1 DE NOVEMBRO
Rainha Demônio
Um dos problemas de morar em uma cidade pequena é que não dá para se safar de matar aula no meio de uma encenação histórica que sua professora de inglês passou semanas organizando. Não sem consequências. Na maior parte dos lugares, isso significaria suspensão ou pelo menos detenção. Em Gatlin, significava que Amma ia forçar você a ir à casa da professora com um prato de biscoitos de pasta de amendoim.
E era exatamente onde eu estava.
Bati na porta, torcendo para a Sra. English não estar em casa. Olhei para a porta vermelha me mexendo com desconforto. Lena gostava de portas vermelhas. Ela dizia que vermelho é uma cor feliz e que Conjuradores não tinham portas vermelhas. Para Conjuradores, portas eram perigosas. Todas as soleiras eram. Só Mortais tinham portas vermelhas.
Minha mãe odiava portas vermelhas. Ela também não gostava de pessoas que tinham portas vermelhas. Dizia que ter uma porta vermelha em Gatlin significava que você era o tipo de pessoa que não tinha medo de ser diferente. Mas, se você achava que ter uma porta vermelha faria isso por você, então era como o resto das pessoas.
Não tive tempo para chegar à minha própria teoria sobre portas vermelhas porque nesse momento esta porta vermelha se abriu. A Sra. English estava ali com um vestido florido e chinelos de pelúcia.
— Ethan? O que você está fazendo aqui?
— Vim pedir desculpas, senhora. — Estiquei o prato. — Trouxe biscoitos.
— Então eu acho que você devia entrar. — Ela deu um passo para trás e abriu mais a porta.
Não era a resposta que eu estava esperando. Achei que pediria desculpas e daria os famosos biscoitos de pasta de amendoim de Amma para ela, ela aceitaria, e eu iria embora. Não que a seguiria para dentro de casa. Com ou sem porta vermelha, eu não estava nada feliz.

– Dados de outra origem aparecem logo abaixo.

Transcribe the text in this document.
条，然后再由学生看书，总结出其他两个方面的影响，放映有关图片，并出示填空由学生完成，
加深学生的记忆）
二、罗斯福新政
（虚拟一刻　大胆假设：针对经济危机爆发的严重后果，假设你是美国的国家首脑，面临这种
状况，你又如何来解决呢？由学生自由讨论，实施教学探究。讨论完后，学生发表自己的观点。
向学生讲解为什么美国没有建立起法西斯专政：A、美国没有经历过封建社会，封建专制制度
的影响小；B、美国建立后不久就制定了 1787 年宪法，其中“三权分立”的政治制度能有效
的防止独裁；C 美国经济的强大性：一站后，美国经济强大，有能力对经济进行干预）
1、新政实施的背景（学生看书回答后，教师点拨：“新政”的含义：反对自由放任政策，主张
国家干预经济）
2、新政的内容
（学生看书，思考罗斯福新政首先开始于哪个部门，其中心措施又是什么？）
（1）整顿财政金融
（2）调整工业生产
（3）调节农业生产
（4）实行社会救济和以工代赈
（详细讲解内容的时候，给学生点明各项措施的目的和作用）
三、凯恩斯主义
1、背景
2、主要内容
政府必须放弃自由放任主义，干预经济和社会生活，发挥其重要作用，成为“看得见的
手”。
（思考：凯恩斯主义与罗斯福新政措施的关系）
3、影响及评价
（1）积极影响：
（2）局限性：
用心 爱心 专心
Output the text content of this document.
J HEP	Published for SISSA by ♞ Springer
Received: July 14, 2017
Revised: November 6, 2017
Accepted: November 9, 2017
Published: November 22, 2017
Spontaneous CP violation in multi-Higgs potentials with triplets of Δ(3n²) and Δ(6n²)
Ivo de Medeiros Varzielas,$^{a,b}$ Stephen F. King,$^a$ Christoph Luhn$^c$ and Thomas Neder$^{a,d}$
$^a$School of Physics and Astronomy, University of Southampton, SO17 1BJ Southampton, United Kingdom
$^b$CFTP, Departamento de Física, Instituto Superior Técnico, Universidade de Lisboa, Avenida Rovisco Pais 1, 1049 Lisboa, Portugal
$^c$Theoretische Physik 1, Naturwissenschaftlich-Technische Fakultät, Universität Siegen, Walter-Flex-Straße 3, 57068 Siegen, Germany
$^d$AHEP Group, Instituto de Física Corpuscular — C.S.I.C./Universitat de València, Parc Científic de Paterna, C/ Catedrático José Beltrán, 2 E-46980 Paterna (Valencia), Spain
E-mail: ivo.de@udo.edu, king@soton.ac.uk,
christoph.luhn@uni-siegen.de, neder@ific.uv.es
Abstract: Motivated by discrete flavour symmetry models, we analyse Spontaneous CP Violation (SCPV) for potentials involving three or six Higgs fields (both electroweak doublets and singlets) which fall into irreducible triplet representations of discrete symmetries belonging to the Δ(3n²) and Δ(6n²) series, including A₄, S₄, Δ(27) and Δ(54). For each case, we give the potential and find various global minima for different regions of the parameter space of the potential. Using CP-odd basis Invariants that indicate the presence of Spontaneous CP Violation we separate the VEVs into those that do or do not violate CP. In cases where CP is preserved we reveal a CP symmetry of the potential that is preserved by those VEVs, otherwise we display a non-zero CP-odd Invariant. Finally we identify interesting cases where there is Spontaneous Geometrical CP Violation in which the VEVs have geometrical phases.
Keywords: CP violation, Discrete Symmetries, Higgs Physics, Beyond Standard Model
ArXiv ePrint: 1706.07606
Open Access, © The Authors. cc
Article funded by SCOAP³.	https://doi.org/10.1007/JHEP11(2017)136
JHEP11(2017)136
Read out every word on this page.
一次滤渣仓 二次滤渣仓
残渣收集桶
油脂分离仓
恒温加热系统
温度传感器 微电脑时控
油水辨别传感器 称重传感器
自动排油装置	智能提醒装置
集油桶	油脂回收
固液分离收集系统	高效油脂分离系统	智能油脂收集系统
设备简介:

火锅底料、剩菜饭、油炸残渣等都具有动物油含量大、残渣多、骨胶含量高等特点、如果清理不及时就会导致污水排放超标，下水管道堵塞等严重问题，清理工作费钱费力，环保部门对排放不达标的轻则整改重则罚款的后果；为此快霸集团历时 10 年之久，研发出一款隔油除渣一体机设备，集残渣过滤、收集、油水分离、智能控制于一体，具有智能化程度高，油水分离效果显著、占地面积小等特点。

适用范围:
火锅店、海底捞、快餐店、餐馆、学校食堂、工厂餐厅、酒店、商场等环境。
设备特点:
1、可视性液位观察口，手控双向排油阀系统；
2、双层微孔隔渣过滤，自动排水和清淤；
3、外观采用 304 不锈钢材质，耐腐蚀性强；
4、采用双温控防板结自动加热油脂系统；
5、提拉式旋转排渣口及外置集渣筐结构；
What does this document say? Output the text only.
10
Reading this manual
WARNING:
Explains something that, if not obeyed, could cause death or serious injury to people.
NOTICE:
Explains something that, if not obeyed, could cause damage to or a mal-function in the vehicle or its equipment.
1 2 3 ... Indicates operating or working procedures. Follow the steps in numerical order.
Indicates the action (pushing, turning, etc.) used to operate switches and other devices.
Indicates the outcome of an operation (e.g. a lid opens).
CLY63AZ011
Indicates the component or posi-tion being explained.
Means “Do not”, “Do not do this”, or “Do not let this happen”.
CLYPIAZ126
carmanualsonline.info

— Por que não nos sentamos na sala?
Eu a segui até um pequeno aposento que não se parecia com nenhuma sala de estar que já tivesse visto. Era a menor casa na qual já entrei. As paredes estavam cobertas de fotos de família em preto e branco. Eram tão antigas e os rostos tão pequenos que eu teria de parar para observar cada uma para conseguir vê-las, o que as tornava estranhamente íntimas. Pelo menos, estranho para Gatlin, onde nossas famílias estavam à mostra o tempo todo, os mortos e os vivos.
A Sra. English era mesmo bizarra.
— Sente-se, por favor. Vou pegar um copo de água pra você. — Não era uma pergunta; parecia uma ordem. Ela entrou na cozinha, que era do tamanho de dois armários. Ouvi a água correndo.
— Obrigado, senhora.
Havia uma coleção de bibelôs de cerâmica sobre a lareira: um globo, um livro, um gato, um cachorro, uma Lua, uma estrela. A versão Lilian English do lixo que as Irmãs juntavam e não deixavam ninguém tocar, até tudo ser destruído no jardim da frente. No meio da lareira havia uma pequena televisão, com antenas internas que não deviam funcionar havia uns 20 anos. Uma espécie de planta com aparência de aranha estava em cima dela, fazendo a coisa toda parecer um grande vaso. Só que a planta parecia estar morrendo, o que fazia o vaso que não era um vaso, em cima da TV que não era TV, em cima da lareira que não era lareira, parecer sem sentido.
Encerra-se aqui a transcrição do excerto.